LOUISVILLE (Reuters) - Kentucky must pay the legal fees of lawyers who represented couples denied marriage licenses in 2015 by a county clerk in the state, a federal judge ruled on Friday in a same-sex marriage case that garnered world attention.
U.S. District Judge David Bunning ruled that county clerk Kim Davis herself was not liable to pay the more than $224,700 in fees and associated costs accrued by plaintiffs.
In the days after the Supreme Court legalized gay marriage, Davis, the Rowan County clerk, announced that she would no longer issue marriage licenses to any couple because same-sex marriage conflicted with her Apostolic Christian beliefs.
The refusal made her a national symbol for opposition to the Supreme Court decision. Four couples, including two same-sex marriage couples, filed suit.
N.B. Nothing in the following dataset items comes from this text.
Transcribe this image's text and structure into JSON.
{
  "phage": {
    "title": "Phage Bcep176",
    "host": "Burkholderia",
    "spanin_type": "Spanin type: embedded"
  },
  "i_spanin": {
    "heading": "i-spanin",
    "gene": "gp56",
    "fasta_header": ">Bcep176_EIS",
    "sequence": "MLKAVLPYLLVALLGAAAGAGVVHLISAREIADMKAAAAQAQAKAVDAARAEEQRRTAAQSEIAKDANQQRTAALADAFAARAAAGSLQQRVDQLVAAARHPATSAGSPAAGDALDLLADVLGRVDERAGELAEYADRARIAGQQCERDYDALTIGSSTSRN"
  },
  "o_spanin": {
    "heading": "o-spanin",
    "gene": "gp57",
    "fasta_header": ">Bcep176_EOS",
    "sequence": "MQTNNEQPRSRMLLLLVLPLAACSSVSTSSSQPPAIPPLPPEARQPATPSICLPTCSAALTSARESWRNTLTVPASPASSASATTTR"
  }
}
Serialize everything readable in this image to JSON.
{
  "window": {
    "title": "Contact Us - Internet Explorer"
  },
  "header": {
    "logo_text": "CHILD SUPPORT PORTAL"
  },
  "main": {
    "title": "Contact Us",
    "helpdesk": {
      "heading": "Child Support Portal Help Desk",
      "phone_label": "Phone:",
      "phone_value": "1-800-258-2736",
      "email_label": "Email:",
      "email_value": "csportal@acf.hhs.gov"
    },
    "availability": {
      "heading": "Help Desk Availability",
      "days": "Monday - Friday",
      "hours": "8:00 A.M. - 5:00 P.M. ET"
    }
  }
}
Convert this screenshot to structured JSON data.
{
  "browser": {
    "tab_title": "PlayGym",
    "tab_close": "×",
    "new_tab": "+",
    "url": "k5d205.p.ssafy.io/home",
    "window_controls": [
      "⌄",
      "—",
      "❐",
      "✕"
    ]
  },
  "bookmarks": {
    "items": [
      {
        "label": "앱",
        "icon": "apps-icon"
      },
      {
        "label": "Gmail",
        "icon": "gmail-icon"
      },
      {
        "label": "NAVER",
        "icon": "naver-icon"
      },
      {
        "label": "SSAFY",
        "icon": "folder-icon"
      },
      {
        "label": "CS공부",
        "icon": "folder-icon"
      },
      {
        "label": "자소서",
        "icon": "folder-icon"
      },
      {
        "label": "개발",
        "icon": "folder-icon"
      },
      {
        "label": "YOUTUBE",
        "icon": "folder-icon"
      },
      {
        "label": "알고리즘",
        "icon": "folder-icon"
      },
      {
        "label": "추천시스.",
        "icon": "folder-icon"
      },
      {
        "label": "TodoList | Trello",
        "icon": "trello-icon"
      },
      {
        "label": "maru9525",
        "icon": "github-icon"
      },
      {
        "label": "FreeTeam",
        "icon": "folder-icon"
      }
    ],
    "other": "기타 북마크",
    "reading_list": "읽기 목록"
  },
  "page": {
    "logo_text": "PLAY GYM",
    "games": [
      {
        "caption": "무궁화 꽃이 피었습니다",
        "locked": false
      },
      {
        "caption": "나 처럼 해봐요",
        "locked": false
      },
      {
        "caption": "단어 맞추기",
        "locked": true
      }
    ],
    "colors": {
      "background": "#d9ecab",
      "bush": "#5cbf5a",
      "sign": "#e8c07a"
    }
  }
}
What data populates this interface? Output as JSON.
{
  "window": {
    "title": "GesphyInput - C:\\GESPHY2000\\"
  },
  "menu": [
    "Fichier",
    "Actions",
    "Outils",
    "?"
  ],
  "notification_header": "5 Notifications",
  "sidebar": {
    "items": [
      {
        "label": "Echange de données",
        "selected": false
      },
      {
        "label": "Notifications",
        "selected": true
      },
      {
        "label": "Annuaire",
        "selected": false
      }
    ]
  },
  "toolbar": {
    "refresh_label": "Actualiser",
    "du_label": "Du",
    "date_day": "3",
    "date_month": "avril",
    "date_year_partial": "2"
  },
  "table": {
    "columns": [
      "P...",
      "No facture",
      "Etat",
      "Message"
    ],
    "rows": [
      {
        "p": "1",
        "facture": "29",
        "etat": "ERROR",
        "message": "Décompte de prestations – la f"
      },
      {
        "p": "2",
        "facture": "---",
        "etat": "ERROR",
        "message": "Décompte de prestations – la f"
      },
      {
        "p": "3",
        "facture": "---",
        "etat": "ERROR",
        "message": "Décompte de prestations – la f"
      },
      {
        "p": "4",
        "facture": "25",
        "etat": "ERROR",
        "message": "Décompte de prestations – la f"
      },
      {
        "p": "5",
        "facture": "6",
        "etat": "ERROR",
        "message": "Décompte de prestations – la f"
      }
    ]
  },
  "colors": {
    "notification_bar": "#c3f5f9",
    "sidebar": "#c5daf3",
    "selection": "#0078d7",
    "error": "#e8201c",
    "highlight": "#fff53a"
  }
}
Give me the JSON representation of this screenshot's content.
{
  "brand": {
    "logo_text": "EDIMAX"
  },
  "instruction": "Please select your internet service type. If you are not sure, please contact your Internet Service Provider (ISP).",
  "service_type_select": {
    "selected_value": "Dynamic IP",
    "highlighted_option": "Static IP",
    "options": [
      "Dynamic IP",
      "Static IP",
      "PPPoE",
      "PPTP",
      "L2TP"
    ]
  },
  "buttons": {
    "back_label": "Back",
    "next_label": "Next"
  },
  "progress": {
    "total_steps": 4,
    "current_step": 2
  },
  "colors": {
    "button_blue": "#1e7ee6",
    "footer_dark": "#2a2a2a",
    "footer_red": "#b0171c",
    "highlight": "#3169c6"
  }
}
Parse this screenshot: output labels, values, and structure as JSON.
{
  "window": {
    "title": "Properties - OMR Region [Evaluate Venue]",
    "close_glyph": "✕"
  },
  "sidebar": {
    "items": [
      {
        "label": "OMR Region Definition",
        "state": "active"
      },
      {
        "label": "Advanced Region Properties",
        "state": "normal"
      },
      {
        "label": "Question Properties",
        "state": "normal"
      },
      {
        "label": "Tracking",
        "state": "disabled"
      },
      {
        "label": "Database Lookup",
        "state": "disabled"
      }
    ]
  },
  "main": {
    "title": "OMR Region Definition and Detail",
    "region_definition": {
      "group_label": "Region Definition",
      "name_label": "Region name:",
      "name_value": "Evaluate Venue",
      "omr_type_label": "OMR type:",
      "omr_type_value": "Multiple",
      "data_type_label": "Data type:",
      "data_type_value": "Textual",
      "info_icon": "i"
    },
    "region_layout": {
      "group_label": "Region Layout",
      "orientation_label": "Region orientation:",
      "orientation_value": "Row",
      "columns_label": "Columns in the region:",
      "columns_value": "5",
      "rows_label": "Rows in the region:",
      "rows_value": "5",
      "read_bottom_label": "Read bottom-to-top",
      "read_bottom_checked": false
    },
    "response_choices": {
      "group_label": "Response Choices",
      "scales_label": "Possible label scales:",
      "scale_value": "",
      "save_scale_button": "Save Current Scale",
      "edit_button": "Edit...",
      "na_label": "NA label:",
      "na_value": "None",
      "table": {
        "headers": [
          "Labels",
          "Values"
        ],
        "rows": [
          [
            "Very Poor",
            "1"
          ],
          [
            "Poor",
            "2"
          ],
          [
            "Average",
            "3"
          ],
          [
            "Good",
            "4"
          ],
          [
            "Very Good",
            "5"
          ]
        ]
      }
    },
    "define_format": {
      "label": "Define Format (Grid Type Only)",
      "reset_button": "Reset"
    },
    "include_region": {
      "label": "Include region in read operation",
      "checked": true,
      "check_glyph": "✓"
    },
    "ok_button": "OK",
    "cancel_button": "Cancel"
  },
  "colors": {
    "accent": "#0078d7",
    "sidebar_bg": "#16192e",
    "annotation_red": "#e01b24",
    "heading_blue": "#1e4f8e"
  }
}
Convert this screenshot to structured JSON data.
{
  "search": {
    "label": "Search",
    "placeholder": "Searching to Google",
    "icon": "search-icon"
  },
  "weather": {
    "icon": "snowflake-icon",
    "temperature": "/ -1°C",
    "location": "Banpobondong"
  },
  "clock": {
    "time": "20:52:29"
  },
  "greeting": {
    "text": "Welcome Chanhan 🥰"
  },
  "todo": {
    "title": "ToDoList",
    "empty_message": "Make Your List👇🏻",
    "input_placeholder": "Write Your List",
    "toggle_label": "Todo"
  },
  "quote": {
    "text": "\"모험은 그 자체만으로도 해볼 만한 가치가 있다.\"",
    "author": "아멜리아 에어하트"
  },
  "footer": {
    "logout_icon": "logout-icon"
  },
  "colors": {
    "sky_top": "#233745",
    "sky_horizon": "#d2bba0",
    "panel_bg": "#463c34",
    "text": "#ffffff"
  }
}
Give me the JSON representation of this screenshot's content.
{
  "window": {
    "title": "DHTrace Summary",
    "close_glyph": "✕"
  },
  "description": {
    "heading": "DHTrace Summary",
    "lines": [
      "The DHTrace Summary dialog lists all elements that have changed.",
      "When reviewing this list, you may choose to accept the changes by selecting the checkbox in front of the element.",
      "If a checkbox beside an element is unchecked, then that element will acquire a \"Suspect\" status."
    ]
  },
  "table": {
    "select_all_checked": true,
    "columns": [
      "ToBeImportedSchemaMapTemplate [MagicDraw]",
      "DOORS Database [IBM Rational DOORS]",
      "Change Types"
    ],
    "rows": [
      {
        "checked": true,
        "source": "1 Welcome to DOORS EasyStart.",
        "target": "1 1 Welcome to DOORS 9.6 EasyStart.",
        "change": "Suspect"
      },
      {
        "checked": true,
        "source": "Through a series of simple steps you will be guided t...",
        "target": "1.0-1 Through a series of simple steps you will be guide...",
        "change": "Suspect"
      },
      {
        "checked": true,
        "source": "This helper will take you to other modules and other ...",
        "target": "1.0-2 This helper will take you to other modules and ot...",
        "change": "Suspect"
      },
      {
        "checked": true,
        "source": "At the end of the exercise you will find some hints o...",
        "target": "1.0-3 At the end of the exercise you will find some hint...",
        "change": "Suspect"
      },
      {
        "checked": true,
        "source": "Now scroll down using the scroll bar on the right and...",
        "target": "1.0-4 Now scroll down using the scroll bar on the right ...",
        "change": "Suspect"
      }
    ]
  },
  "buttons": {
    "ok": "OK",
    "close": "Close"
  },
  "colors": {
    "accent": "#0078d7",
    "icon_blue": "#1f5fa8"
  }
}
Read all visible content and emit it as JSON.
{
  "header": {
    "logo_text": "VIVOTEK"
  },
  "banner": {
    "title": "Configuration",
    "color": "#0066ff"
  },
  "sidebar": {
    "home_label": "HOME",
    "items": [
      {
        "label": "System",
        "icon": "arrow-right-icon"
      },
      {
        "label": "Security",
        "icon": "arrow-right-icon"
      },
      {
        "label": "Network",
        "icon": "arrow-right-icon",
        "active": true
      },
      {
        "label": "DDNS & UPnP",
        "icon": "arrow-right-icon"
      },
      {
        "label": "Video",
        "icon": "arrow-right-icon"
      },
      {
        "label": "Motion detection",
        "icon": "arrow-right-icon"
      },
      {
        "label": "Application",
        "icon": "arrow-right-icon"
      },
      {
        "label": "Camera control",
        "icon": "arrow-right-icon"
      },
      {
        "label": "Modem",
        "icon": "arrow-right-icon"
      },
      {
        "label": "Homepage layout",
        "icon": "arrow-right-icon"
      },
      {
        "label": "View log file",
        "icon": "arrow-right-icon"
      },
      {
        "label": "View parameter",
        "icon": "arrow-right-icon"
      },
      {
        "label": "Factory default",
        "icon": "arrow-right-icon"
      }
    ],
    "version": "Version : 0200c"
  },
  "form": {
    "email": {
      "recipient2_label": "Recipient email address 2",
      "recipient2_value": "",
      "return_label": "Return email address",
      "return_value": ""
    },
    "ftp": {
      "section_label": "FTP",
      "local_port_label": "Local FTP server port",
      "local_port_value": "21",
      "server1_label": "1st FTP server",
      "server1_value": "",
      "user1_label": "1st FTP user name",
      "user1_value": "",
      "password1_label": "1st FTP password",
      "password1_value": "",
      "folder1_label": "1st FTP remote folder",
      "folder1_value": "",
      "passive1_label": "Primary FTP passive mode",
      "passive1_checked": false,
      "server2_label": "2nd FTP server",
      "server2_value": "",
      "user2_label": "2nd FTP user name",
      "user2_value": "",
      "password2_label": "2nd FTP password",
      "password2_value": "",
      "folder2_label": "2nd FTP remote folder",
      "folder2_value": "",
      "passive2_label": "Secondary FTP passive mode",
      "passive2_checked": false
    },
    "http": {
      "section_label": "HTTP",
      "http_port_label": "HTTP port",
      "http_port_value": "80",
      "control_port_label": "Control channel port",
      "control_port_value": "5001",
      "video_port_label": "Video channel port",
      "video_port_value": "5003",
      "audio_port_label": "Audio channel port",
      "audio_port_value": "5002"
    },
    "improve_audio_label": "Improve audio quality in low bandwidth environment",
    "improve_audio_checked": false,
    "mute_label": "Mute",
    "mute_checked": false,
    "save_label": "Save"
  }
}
Although Bunning issued an injunction at the time requiring Davis’ office to issue the licenses, she continued to refuse. Davis served five days in jail after Bunning ruled her in contempt of court.
The couples’ lawsuit was dismissed after Kentucky lawmakers approved changes to the marriage license form that removed the clerk’s name from it, but the plaintiffs’ attorneys, including lawyers from the American Civil Liberties Union, have continued to seek payment for their work.
Bunning ruled on Friday that they were entitled to repayment, but he declined to make Davis responsible.
“Davis represented the Commonwealth of Kentucky when she refused to issue marriage licenses to legally eligible couples,” he wrote in his order. “The buck stops there.”
“(W)e hope this serves as a reminder to Kentucky officials that willful violations of individuals’ civil liberties, such as what occurred here, will not only be challenged but will also prove costly,” William Sharp, ACLU of Kentucky’s legal director, said in a statement on Friday.
Mat Staver, Davis’ attorney, said in a phone interview on Friday that he disagreed with Bunning’s decision, but he was happy that neither his client nor the county had to pay the lawyers’ fees.
“We definitely consider it a victory,” said Staver, founder and chairman of Liberty Counsel, a Florida-based Christian religious advocacy organization. He said the ruling would likely put an end to other lawsuits against his client over the marriage-license standoff.
Representatives for Kentucky Governor Matt Bevin said in a statement that they were reviewing the opinion and had not made a decision on whether or not to appeal Friday’s ruling.